Supporting Brown’s effort to achieve need-blind admission for international students is critical not just for the financial support for individual students, but also for the global view it enables as the University welcomes an increasingly diverse group of students into its classrooms and laboratories. That diversity of perspective and experience is central to Brown’s academic mission.

“When you’re in class and living together every day with people from different backgrounds, different cultures, it widens your perspective and can make you more open and willing to try new things,” said Omar Shoman, an ancient studies concentrator. ”Brown is a microcosm of the world. It is our hope that this gift will inspire others to support international scholarships and help Brown have the representation it needs from everywhere in the world.”

A transformative impact

Panetha Ott, Brown’s director of admission for international recruitment, said the gift will prove transformative both for the individual students it supports and for the Brown community as a whole.

“I have been working with international applicants and students for more than three decades,” Ott said. “During that time, Brown has been a leader in international education, promoting peace across the globe and introducing new worlds and different perspectives to our campus. I am so excited that with support from the Shomans, Brown is moving in the direction of accepting international students without regard to socioeconomic background. This will be in keeping with our values of diversity and inclusion, and this incredibly generous gift will advance our goal of making a Brown education accessible to all.”

“When you’re in class and living together every day with people from different backgrounds, different cultures, it widens your perspective and can make you more open and willing to try new things... It is our hope that this gift will inspire others to support international scholarships and help Brown have the representation it needs from everywhere in the world.”

Omar Shoman Class of 2001
 
Omar Shoman

Aysha Shoman is a trustee of the Khalid Shoman Foundation, which is named for her late father. The foundation is the major patron of Darat al Funun, an Arab arts organization, and supports endeavors in medicine and science, such as the Khalid Shoman Nuclear Medicine Department at the King Hussein Cancer Centre in Jordan. She is also a trustee of King’s Academy in Amman, Jordan. In addition to her bachelor’s degree from Brown, she earned a master’s degree in social enterprise and community development from the University of Cambridge.

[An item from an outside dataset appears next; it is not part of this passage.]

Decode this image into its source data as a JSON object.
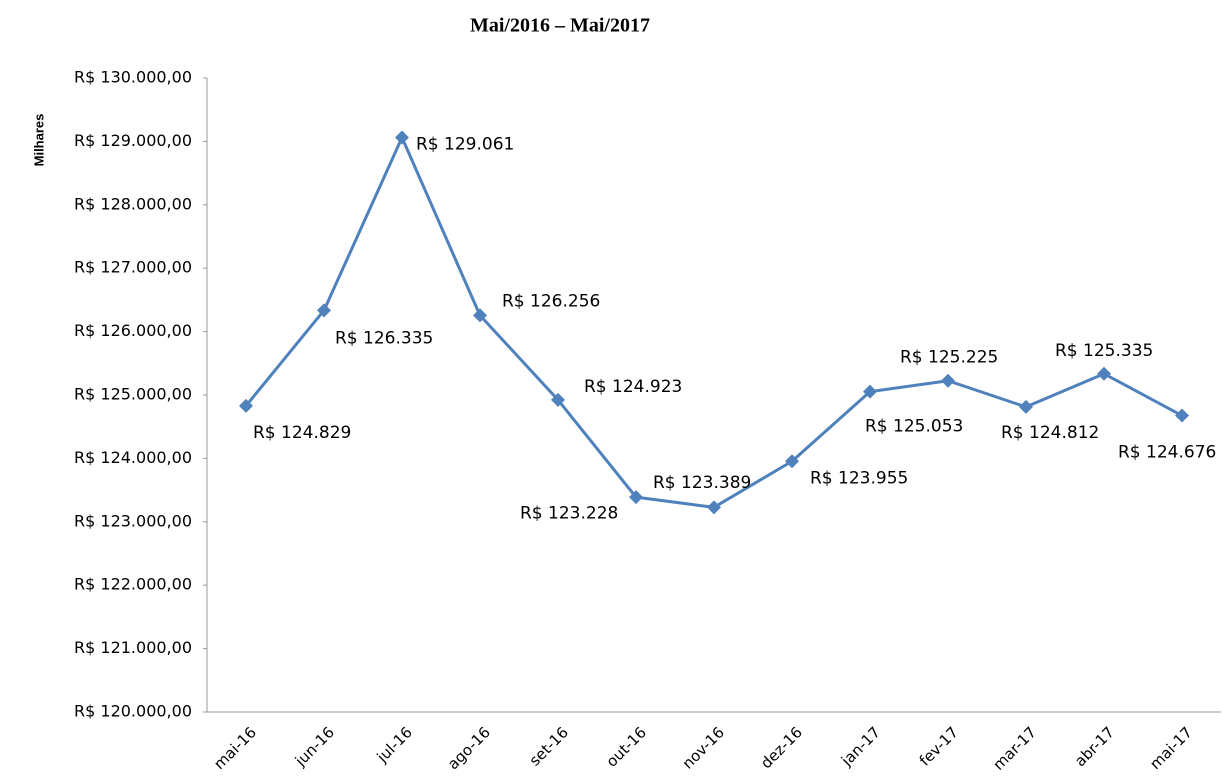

Omar Shoman is the chairman of OAKS Family Office, a Singapore-based asset management firm. Previously, he was a board member of Arab Bank. He is a trustee of the King Hussein Cancer Foundation and a trustee of the Khalid Shoman Foundation. He recently became a member of the ACLU’s Investment Committee.

At Brown, the Shomans’ first gift was to the BRIO (former Brown International Organization) Scholarship and since then they have supported the Brown Annual Fund and the Mahmoud Darwish Chair in Palestinian Studies. Both Omar and Aysha Shoman have served on Brown’s Middle East Studies Advisory Council since 2019 and were appointed to the President's Leadership Council in 2020.

Aysha Shoman said the impact of her Brown education is tied not only to the ability she had to take intellectual risks and try courses based on interests and curiosity, but to the people she met from such a wide variety of backgrounds.

“The friendships that I made remain to this day,” she said. Giving back through international financial aid will ensure the University is a place where all are welcome and all can learn from one another, she added.

“Financial aid for international students will continue to grow Brown’s reputation as a world-class institution,” Aysha Shoman said. “It aligns well with its mission to be accessible and inclusive. For the scholarship recipients, I hope that their Brown education will be as transformative for them as it was for me and that it will encourage them to give back and support their own communities.”